PIONEERS AND EARLY SETTLEMENT OF LAKE WALLACE AND EDENHOPE
On April 16th, 1843, William Wallace – said to be a descendent of the great Scottish patriot – with his small part on horseback broke through the scrub and timbered country which had characterised their journey north from Portland to see the magnificent sheet of water at their feet.
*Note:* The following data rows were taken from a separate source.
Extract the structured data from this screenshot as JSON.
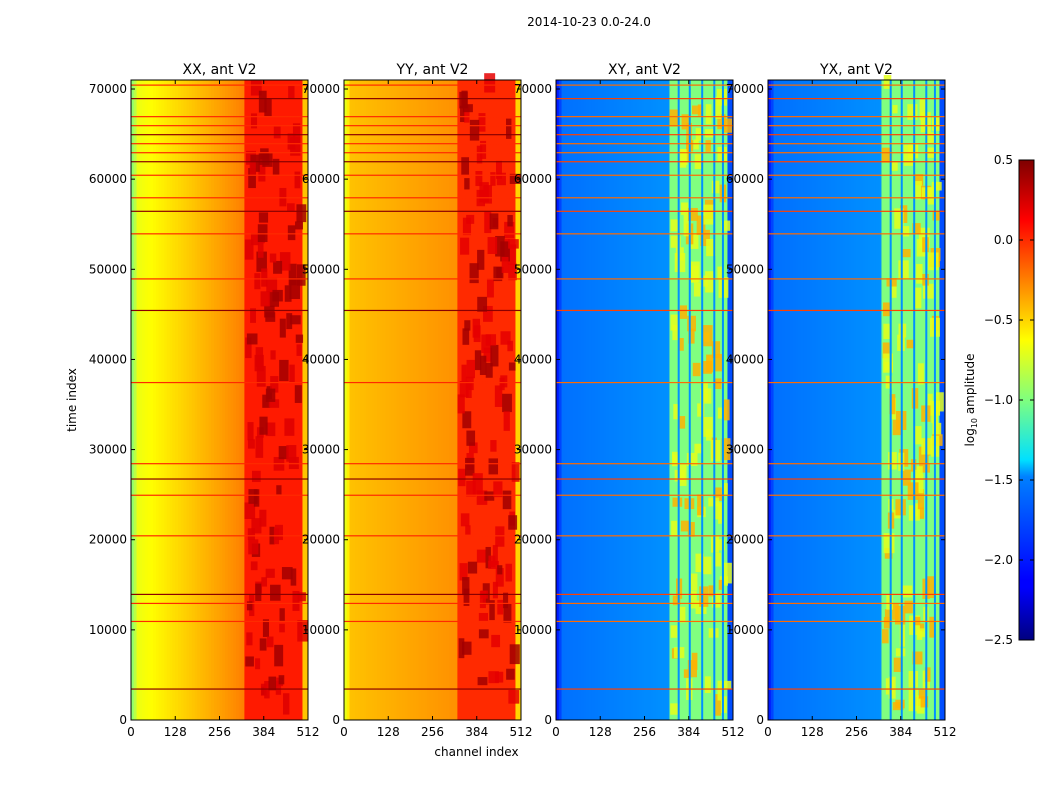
{
  "figure": {
    "suptitle": "2014-10-23 0.0-24.0",
    "colorbar_label_prefix": "log",
    "colorbar_label_sub": "10",
    "colorbar_label_suffix": " amplitude",
    "colorbar_ticks": [
      "0.5",
      "0.0",
      "−0.5",
      "−1.0",
      "−1.5",
      "−2.0",
      "−2.5"
    ]
  },
  "chart_data": [
    {
      "type": "heatmap",
      "title": "XX, ant V2",
      "xlabel": "",
      "ylabel": "time index",
      "xlim": [
        0,
        512
      ],
      "ylim": [
        0,
        71000
      ],
      "xticks": [
        "0",
        "128",
        "256",
        "384",
        "512"
      ],
      "yticks": [
        "0",
        "10000",
        "20000",
        "30000",
        "40000",
        "50000",
        "60000",
        "70000"
      ],
      "colormap": "jet",
      "value_label": "log10 amplitude",
      "value_range": [
        -2.5,
        0.5
      ],
      "description_levels": {
        "low_channels": -0.7,
        "mid_channels": -0.25,
        "high_channels": 0.05,
        "peaks": 0.4
      }
    },
    {
      "type": "heatmap",
      "title": "YY, ant V2",
      "xlabel": "channel index",
      "ylabel": "",
      "xlim": [
        0,
        512
      ],
      "ylim": [
        0,
        71000
      ],
      "xticks": [
        "0",
        "128",
        "256",
        "384",
        "512"
      ],
      "yticks": [
        "0",
        "10000",
        "20000",
        "30000",
        "40000",
        "50000",
        "60000",
        "70000"
      ],
      "colormap": "jet",
      "value_label": "log10 amplitude",
      "value_range": [
        -2.5,
        0.5
      ],
      "description_levels": {
        "low_channels": -0.45,
        "mid_channels": -0.3,
        "high_channels": 0.0,
        "peaks": 0.4
      }
    },
    {
      "type": "heatmap",
      "title": "XY, ant V2",
      "xlabel": "",
      "ylabel": "",
      "xlim": [
        0,
        512
      ],
      "ylim": [
        0,
        71000
      ],
      "xticks": [
        "0",
        "128",
        "256",
        "384",
        "512"
      ],
      "yticks": [
        "0",
        "10000",
        "20000",
        "30000",
        "40000",
        "50000",
        "60000",
        "70000"
      ],
      "colormap": "jet",
      "value_label": "log10 amplitude",
      "value_range": [
        -2.5,
        0.5
      ],
      "description_levels": {
        "low_channels": -1.8,
        "mid_channels": -1.7,
        "high_channels": -1.0,
        "peaks": -0.4
      }
    },
    {
      "type": "heatmap",
      "title": "YX, ant V2",
      "xlabel": "",
      "ylabel": "",
      "xlim": [
        0,
        512
      ],
      "ylim": [
        0,
        71000
      ],
      "xticks": [
        "0",
        "128",
        "256",
        "384",
        "512"
      ],
      "yticks": [
        "0",
        "10000",
        "20000",
        "30000",
        "40000",
        "50000",
        "60000",
        "70000"
      ],
      "colormap": "jet",
      "value_label": "log10 amplitude",
      "value_range": [
        -2.5,
        0.5
      ],
      "description_levels": {
        "low_channels": -1.8,
        "mid_channels": -1.7,
        "high_channels": -1.0,
        "peaks": -0.4
      }
    }
  ],
  "flagged_time_rows": [
    3500,
    11000,
    13000,
    14000,
    20500,
    25000,
    26800,
    28500,
    37500,
    45500,
    49000,
    54000,
    56500,
    58000,
    60500,
    62000,
    63000,
    64000,
    65000,
    66000,
    67000,
    69000,
    70500
  ],
  "band_edge_channel": 322
}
He explored the area for about a month but then settled about 20 miles southwesterly at Elderslie.
Two years later in February, 1845, the Hope Bros., George and James, symbolising the success of the westward settler invasion that had started from Geelong in the 1830’s, arrived and occupied some 120,000 acres which they called Lake Wallace Station.
The first signs of permanent settlement at Edenhope appeared in 1857-58 when a number of English, Scottish and Irish shepherds and labourers built humble homes in the township area.
The origin of the name “Edenhope” has puzzled many as there does not appear to be any other town or for that matter natural feature, hill, river, etc. of that name in the world. It has been stated that Edenhope was the name of one of the estates or farms of the Hope family in Scotland but definate confirmation is lacking. Another line of thought has it that is is a concoction of Hopes Eden and still another that the Hope brothers had a sister Edith from which the name was built up. Historians have become bogged down with the various formulas but all are agreed that the choice was a happy one.